“We’re having a heat wave, a tropical heat wave…” That song was written by Irving Berlin in 1933, but it explains what 70% of the country has been experiencing this summer. Although here in Michigan, we just got a break from the 90- and 100-degree temps, most of the country has not. While last summer was a hard one, this year, with high temps and no rain, we are experiencing the first drought since 1988.
We went through winter with lower snowfall amounts and many unusual rain falls and entered into spring with a good water table. But we had a couple of 90-degree days in March and May and cooler temps in April not typical for our area. In May, we had .94 inches of rain, the third lowest in history. June rainfall was .83, the second lowest in history. May and June this year were hotter and drier than 1988, the last severe drought.
I sound like a meteorologist.
Many of us are concerned for our families and how we will fare in this hot weather, but as dairy farmers we think of our animals and crops and how they’re dealing with it. As for our animals, we have huge fans running 24 hours, so they have constant air flow. We also have sprinklers that come on for five minutes and then take a one minute break. The cows are also lying on beach sand, which helps keep moisture away, conforms to their utters, and helps keep them cool.
As for the crops, we have been able do to very little, short of praying and begging the good Lord. The crops are still standing and are taller than most farms, but the corn is curling its leaves to show it needs moisture. We harvest our corn for silage, which means we chop up the whole stalk and corn to feed to the animals since there are a lot of nutrients. Stress comes when we realize that we won’t have enough to feed our animals through the winter, and since everyone else is experiencing what we are, where will we buy the feed for our animals?
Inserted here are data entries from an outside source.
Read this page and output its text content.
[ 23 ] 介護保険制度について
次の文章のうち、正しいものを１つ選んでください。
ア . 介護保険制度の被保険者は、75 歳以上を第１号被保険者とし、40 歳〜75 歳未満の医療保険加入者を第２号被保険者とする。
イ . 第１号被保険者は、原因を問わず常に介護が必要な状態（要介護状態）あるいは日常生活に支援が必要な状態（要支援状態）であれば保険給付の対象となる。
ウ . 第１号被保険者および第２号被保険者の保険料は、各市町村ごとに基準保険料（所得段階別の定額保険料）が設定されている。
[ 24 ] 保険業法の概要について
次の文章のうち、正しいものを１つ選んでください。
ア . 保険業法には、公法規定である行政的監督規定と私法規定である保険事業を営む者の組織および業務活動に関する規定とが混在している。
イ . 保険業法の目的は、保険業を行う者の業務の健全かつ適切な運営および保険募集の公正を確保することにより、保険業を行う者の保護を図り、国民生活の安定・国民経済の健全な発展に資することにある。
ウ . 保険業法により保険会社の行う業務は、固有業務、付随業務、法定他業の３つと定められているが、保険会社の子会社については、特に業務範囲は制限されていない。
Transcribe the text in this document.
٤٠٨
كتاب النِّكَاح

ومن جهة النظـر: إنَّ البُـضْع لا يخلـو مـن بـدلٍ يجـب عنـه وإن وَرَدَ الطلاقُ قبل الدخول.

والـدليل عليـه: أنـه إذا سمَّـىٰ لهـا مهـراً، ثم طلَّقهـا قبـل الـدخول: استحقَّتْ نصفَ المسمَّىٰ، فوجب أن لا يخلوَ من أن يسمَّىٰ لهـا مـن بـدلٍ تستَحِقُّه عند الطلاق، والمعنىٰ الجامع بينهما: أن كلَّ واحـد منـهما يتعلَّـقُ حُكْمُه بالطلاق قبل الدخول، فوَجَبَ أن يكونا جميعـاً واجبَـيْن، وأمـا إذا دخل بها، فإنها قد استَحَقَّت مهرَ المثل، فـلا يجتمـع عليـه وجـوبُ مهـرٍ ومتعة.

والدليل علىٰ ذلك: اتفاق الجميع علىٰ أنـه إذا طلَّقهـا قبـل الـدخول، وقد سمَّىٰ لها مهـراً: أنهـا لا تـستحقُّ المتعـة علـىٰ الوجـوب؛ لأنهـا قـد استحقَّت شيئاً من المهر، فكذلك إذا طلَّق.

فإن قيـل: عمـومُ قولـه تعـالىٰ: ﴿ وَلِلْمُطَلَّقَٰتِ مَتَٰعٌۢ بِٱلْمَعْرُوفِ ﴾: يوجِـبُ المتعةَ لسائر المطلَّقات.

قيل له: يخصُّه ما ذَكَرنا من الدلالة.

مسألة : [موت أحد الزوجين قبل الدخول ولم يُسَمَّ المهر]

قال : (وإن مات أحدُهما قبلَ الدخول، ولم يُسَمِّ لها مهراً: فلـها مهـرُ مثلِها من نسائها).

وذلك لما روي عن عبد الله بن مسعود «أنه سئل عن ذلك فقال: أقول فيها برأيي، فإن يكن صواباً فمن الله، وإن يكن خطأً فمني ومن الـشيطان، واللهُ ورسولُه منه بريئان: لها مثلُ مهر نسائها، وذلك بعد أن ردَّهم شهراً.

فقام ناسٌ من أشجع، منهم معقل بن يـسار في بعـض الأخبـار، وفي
Our heat did break for the week and we got .20 of an inch of rain a couple of nights ago and you can almost see the difference. The crops don’t seem to be as stressed and the cows are more comfortable. My husband and I were sitting on the front porch the night the temperature broke. The wind was blowing and we were saying “Ahhh,” but you should have seen the heifers running through the pasture like spring chickens. They were having the best time since they weren’t under heat stress.
I always believe that we experience things for a reason and sometimes we may not understand at that moment what the purpose is, but I believe it’s just something we’re going through, a cycle of Mother Nature.